There are important nuances to the rules above. For one, a work injury claimant isn’t “voluntarily retired” when a proximate cause for their retirement is a workplace injury or occupational disease. What does it mean? If at least one reason for your retirement is directly because of your work injury, then your retirement isn’t “voluntary”.

Some people have severe disabilities because of their industrial injury or workplace illness. They can never return to work. These people may be eligible for an L&I pension. A pension is essentially a lifetime annuity. People that receive pension benefits under their L&I claim can also collect retirement money. Therefore, it’s usually better to make retirement decisions after L&I decides if you have permanent total disability.

 

Documenting your retirement reasons

However, delaying retirement isn’t always possible. Also, sometimes, it’s not practical. There are many reasons why people retire before L&I decides on permanent total disability. Unfortunately, in my experience, L&I usually assumes the retirement was “voluntary”. That is, if it happens while the claim is open and active. Yet, this assumption is often wrong. Many times, it’s not easy to decide if the retirement fits the legal definition of “voluntary retirement”. This is especially true when the retirement facts and circumstances are not well-documented.

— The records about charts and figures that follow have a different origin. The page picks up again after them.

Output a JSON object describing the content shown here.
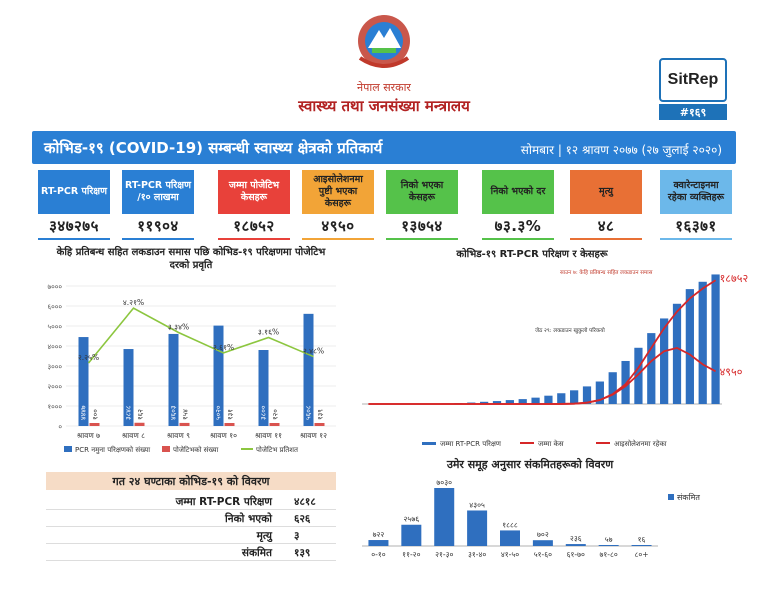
{
  "header": {
    "govt": "नेपाल सरकार",
    "ministry": "स्वास्थ्य तथा जनसंख्या मन्त्रालय",
    "sitrep_label": "SitRep",
    "sitrep_number": "#१६९"
  },
  "title_bar": {
    "title": "कोभिड-१९ (COVID-19) सम्बन्धी स्वास्थ्य क्षेत्रको प्रतिकार्य",
    "date": "सोमबार | १२ श्रावण २०७७ (२७ जुलाई २०२०)"
  },
  "cards": [
    {
      "label": "RT-PCR परिक्षण",
      "value": "३४७२७५",
      "bg": "#2a7fd4",
      "fg": "#ffffff",
      "valbg": "#2a7fd4"
    },
    {
      "label": "RT-PCR परिक्षण /१० लाखमा",
      "value": "११९०४",
      "bg": "#2a7fd4",
      "fg": "#ffffff",
      "valbg": "#2a7fd4"
    },
    {
      "label": "जम्मा पोजेटिभ केसहरू",
      "value": "१८७५२",
      "bg": "#e8413a",
      "fg": "#ffffff",
      "valbg": "#e8413a"
    },
    {
      "label": "आइसोलेशनमा पुष्टी भएका केसहरू",
      "value": "४९५०",
      "bg": "#f2a437",
      "fg": "#222222",
      "valbg": "#f2a437"
    },
    {
      "label": "निको भएका केसहरू",
      "value": "१३७५४",
      "bg": "#55c24a",
      "fg": "#222222",
      "valbg": "#55c24a"
    },
    {
      "label": "निको भएको दर",
      "value": "७३.३%",
      "bg": "#55c24a",
      "fg": "#222222",
      "valbg": "#55c24a"
    },
    {
      "label": "मृत्यु",
      "value": "४८",
      "bg": "#e87035",
      "fg": "#222222",
      "valbg": "#e87035"
    },
    {
      "label": "क्वारेन्टाइनमा रहेका व्यक्तिहरू",
      "value": "१६३७१",
      "bg": "#6cb8ea",
      "fg": "#222222",
      "valbg": "#6cb8ea"
    }
  ],
  "chart_data": [
    {
      "type": "bar",
      "title": "केहि प्रतिबन्ध सहित लकडाउन समास पछि कोभिड-१९ परिक्षणमा पोजेटिभ दरको प्रवृति",
      "categories": [
        "श्रावण ७",
        "श्रावण ८",
        "श्रावण ९",
        "श्रावण १०",
        "श्रावण ११",
        "श्रावण १२"
      ],
      "ylim": [
        0,
        7000
      ],
      "yticks": [
        "०",
        "१०००",
        "२०००",
        "३०००",
        "४०००",
        "५०००",
        "६०००",
        "७०००"
      ],
      "series": [
        {
          "name": "PCR नमुना परिक्षणको संख्या",
          "type": "bar",
          "color": "#2f6fbf",
          "values": [
            4447,
            3848,
            4603,
            5020,
            3800,
            5608
          ],
          "labels": [
            "४४४७",
            "३८४८",
            "४६०३",
            "५०२०",
            "३८००",
            "५६०८"
          ]
        },
        {
          "name": "पोजेटिभको संख्या",
          "type": "bar",
          "color": "#d9534f",
          "values": [
            100,
            162,
            154,
            131,
            120,
            139
          ],
          "labels": [
            "१००",
            "१६२",
            "१५४",
            "१३१",
            "१२०",
            "१३९"
          ]
        },
        {
          "name": "पोजेटिभ प्रतिशत",
          "type": "line",
          "color": "#8cc63f",
          "values": [
            2.25,
            4.21,
            3.34,
            2.61,
            3.16,
            2.48
          ],
          "labels": [
            "२.२५%",
            "४.२१%",
            "३.३४%",
            "२.६१%",
            "३.१६%",
            "२.४८%"
          ]
        }
      ]
    },
    {
      "type": "bar",
      "title": "कोभिड-१९ RT-PCR परिक्षण र केसहरू",
      "series": [
        {
          "name": "जम्मा RT-PCR परिक्षण",
          "type": "bar",
          "color": "#2f6fbf",
          "values": [
            0,
            0,
            1,
            5,
            20,
            50,
            120,
            200,
            300,
            450,
            600,
            800,
            1000,
            1300,
            1700,
            2200,
            2800,
            3600,
            4600,
            6500,
            8800,
            11500,
            14500,
            17500,
            20500,
            23500,
            25000,
            26500
          ]
        },
        {
          "name": "जम्मा केस",
          "type": "line",
          "color": "#d62728",
          "values": [
            0,
            0,
            0,
            0,
            0,
            0,
            0,
            0,
            0,
            0,
            0,
            0,
            0,
            0,
            0,
            10,
            50,
            200,
            600,
            1500,
            3000,
            5500,
            8500,
            11500,
            14000,
            16000,
            17500,
            18752
          ]
        },
        {
          "name": "आइसोलेशनमा रहेका",
          "type": "line",
          "color": "#d62728",
          "values": [
            0,
            0,
            0,
            0,
            0,
            0,
            0,
            0,
            0,
            0,
            0,
            0,
            0,
            0,
            0,
            10,
            50,
            200,
            600,
            1400,
            2700,
            4500,
            6500,
            8000,
            8500,
            7500,
            6000,
            4950
          ]
        }
      ],
      "annotations": {
        "total_cases_label": "१८७५२",
        "isolation_label": "४९५०",
        "note_lockdown_eased": "साउन ७: केहि प्रतिबन्ध सहित लकडाउन समास",
        "note_lockdown_business": "जेठ २९: लकडाउन खुकुलो परिकयो"
      }
    },
    {
      "type": "bar",
      "title": "उमेर समूह अनुसार संकमितहरूको विवरण",
      "categories": [
        "०-१०",
        "११-२०",
        "२१-३०",
        "३१-४०",
        "४१-५०",
        "५१-६०",
        "६१-७०",
        "७१-८०",
        "८०+"
      ],
      "series": [
        {
          "name": "संकमित",
          "color": "#2f6fbf",
          "values": [
            722,
            2576,
            7030,
            4305,
            1888,
            702,
            236,
            57,
            16
          ],
          "labels": [
            "७२२",
            "२५७६",
            "७०३०",
            "४३०५",
            "१८८८",
            "७०२",
            "२३६",
            "५७",
            "१६"
          ]
        }
      ]
    }
  ],
  "table": {
    "title": "गत २४ घण्टाका कोभिड-१९ को विवरण",
    "rows": [
      {
        "key": "जम्मा RT-PCR परिक्षण",
        "value": "४८१८"
      },
      {
        "key": "निको भएको",
        "value": "६२६"
      },
      {
        "key": "मृत्यु",
        "value": "३"
      },
      {
        "key": "संकमित",
        "value": "१३९"
      }
    ]
  }
}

Some people choose to retire while their claim is open. If the retirement has nothing to do with your work injury or disease, be ready to lose your time-loss benefits. Furthermore, you will not receive an L&I pension. But, if your decision to retire is based (at least in part) on the work injury or workplace illness, then you must document all claim-related reasons.

 

In summary…

If you retire with an open L&I claim, you’ll probably be giving up some benefits. You should seriously think about whether to retire while your workers’ comp claim is open. Make sure you understand the rules and consequences. I tried to explain some of the considerations in this article. However, retiring during an L&I claim is not a simple matter. Hence, I always recommend speaking with an experienced workers’ compensation attorney before making any retirement decisions.